Market analysts predict that for the fiscal fourth quarter, Target will report earnings per share of $2.15 and revenue of $30.48 billion. These figures fall short of last year’s performance, as the company anticipates a decline in sales by a low single-digit percentage. Furthermore, Target’s full fiscal 2025 forecast for adjusted earnings per share is projected to be between $7 and $8, down from $8.86 the previous year.
Target faces a challenging landscape marked by several years of disappointing results due to a combination of internal missteps and external economic pressures. Annual sales have stagnated over the past four years, following a surge during the COVID-19 pandemic. Customer traffic has diminished for three straight quarters, with average spending per visit also declining. In a significant move to streamline operations, Target laid off 1,800 corporate employees in October, marking its first major job cuts in a decade.

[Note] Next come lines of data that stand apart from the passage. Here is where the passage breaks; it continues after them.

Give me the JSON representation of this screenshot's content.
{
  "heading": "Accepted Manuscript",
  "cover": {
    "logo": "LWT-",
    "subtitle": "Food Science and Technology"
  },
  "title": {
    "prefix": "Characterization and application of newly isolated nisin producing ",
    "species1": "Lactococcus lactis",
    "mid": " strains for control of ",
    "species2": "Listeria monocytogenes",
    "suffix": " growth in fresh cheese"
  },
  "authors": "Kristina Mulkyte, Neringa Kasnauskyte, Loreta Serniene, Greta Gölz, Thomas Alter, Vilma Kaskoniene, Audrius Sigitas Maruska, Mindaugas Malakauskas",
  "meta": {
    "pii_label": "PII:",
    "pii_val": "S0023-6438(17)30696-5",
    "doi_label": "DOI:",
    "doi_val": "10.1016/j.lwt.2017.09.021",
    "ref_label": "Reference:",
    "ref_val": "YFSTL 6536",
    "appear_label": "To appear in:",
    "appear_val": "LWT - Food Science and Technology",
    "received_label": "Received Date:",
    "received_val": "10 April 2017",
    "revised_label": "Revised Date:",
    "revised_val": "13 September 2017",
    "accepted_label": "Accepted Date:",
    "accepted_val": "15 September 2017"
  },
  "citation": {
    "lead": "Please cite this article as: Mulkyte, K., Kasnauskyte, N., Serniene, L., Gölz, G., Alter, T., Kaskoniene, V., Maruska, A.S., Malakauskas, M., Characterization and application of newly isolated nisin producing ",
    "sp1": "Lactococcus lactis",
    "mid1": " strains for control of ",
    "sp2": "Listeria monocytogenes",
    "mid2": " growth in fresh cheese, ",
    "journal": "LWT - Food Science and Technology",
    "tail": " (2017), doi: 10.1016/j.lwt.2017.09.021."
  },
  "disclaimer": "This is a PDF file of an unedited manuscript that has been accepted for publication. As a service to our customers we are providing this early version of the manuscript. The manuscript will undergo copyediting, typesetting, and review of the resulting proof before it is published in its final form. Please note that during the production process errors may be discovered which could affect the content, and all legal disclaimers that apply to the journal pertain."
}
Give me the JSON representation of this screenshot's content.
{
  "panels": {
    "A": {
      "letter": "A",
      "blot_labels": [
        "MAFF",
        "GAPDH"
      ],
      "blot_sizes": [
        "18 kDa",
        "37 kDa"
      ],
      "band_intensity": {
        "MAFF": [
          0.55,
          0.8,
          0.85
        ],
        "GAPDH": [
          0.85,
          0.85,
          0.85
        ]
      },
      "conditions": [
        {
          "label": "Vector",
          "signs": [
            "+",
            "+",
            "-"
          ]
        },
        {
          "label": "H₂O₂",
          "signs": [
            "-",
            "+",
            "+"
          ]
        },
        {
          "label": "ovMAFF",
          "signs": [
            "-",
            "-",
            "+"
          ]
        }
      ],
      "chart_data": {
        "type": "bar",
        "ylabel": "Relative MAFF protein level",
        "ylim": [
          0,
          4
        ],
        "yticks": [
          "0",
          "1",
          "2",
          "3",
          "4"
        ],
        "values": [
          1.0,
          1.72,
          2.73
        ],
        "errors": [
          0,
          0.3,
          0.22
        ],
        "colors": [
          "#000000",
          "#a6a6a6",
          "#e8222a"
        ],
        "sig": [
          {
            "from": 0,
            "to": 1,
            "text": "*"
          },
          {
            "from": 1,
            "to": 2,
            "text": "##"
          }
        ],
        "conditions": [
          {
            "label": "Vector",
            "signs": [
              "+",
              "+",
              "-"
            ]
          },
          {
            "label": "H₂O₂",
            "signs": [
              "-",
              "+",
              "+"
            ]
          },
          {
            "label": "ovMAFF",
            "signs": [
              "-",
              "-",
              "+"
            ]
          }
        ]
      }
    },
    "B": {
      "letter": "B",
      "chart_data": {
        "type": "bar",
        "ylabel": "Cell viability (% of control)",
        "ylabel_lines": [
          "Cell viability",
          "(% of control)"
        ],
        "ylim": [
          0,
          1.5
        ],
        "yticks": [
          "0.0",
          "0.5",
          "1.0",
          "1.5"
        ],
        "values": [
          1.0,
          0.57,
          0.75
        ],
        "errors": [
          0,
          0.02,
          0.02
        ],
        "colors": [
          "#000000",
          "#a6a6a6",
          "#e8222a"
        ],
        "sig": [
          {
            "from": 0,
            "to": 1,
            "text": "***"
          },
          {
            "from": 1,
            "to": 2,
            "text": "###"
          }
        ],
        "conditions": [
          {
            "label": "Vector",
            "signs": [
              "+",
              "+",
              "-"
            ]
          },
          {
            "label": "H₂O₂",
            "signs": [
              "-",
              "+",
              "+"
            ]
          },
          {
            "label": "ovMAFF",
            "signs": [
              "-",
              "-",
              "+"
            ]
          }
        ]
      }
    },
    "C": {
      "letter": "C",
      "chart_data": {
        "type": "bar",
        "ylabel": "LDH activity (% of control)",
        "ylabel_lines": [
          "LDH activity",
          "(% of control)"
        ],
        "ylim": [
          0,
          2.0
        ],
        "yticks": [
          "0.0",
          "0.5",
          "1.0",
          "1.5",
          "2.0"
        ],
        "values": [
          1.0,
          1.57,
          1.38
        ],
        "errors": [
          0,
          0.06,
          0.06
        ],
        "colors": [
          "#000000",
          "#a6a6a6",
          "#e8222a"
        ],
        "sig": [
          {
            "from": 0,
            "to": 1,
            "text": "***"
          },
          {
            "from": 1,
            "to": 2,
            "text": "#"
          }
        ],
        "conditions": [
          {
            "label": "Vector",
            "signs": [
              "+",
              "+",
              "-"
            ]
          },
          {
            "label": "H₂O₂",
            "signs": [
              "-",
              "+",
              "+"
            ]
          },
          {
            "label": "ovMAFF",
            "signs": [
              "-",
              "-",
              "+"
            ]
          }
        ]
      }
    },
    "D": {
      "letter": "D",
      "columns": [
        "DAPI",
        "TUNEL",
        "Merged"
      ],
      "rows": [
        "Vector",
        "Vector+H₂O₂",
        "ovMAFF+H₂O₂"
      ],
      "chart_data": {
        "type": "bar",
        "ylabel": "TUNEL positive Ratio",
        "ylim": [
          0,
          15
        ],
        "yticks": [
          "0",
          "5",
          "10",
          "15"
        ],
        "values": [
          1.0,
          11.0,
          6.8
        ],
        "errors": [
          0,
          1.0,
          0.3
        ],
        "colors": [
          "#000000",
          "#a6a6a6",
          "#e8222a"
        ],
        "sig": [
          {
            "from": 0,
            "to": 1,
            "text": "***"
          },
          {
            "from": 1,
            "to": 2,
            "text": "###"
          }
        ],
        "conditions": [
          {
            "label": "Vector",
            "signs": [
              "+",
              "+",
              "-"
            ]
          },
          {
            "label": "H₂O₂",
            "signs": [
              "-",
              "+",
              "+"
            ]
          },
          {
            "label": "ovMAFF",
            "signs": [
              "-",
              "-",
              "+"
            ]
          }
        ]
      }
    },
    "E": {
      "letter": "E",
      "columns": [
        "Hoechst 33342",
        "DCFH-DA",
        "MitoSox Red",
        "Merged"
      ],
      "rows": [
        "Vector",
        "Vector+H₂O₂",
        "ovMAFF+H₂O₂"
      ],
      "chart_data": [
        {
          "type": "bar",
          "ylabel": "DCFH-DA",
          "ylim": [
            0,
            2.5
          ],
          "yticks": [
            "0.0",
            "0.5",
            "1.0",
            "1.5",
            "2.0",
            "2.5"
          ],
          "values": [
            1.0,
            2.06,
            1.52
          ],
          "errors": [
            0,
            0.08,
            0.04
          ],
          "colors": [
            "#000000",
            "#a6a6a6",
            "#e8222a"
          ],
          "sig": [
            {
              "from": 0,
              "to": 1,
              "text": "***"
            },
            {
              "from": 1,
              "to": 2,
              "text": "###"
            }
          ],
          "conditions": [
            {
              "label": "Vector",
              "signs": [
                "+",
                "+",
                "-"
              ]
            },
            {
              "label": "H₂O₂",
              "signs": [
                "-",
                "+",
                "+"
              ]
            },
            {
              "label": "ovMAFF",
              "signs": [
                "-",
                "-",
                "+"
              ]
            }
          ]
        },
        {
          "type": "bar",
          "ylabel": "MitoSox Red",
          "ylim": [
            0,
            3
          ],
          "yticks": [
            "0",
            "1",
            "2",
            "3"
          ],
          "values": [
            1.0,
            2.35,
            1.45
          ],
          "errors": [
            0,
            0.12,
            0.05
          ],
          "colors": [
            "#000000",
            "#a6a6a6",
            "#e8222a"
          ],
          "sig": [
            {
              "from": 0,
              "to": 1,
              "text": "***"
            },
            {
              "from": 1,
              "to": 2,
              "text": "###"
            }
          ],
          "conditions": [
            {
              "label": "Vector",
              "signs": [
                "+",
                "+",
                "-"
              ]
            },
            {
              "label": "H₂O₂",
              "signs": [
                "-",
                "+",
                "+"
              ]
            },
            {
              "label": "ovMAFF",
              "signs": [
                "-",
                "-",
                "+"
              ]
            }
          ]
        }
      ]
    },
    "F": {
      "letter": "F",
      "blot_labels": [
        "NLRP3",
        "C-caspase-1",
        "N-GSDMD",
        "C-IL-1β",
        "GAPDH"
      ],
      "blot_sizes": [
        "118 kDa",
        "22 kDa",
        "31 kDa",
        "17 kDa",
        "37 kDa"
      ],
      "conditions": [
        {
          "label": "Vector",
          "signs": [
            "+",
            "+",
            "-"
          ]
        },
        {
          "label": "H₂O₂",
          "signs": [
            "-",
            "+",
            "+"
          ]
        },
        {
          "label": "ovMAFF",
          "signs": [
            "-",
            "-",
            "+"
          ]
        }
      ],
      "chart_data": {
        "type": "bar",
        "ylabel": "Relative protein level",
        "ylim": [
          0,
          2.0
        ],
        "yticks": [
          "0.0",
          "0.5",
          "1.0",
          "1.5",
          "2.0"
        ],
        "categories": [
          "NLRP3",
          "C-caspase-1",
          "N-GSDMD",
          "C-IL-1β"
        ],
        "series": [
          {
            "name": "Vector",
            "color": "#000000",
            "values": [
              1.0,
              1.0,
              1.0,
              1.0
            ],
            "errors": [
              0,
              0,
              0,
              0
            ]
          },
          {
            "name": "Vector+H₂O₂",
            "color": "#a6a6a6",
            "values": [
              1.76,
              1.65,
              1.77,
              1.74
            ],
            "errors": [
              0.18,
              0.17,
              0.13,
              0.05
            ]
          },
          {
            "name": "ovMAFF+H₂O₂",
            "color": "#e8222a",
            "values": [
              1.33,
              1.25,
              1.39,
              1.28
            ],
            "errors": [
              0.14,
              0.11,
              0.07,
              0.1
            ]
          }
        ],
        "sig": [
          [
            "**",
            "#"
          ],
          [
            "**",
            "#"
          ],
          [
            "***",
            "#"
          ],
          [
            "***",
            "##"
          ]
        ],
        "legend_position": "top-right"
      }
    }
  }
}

Feedback from customers on social media platforms indicates a growing preference for shopping at other retailers. Many have cited issues like disorganized stores, subpar merchandise, and dissatisfaction with the company’s retracting diversity, equity, and inclusion initiatives. The backlash against these decisions has reportedly impacted sales and caused a loss of market share to competitors.
Unlike other retail giants such as Walmart, Costco, and T.J. Maxx, which have experienced sales growth and attracted a diverse customer base, Target’s performance has been lackluster, especially in key categories like apparel and home goods.
In a recent interview, CEO Fiddelke detailed his vision for revitalizing the brand. He emphasized the importance of restoring Target’s reputation for style and design, enhancing customer experiences, and leveraging technology to improve overall performance. Last month, Target committed to investing more in store labor while simultaneously reducing approximately 500 roles at distribution centers and regional offices, though the specifics of this investment remain under wraps.
As of Monday’s close, Target shares have experienced a significant decline of nearly 32% over the past three years, although they have rebounded by nearly 16% since the beginning of the year. The company’s stock closed at $113.17, bringing its market capitalization to $51.24 billion.
As the retailer prepares to share its outlook for the future, all eyes will be on how Fiddelke and his team plan to reverse the current slump and restore consumer confidence in the brand. The results of this week’s earnings call will be pivotal in shaping Target’s path forward.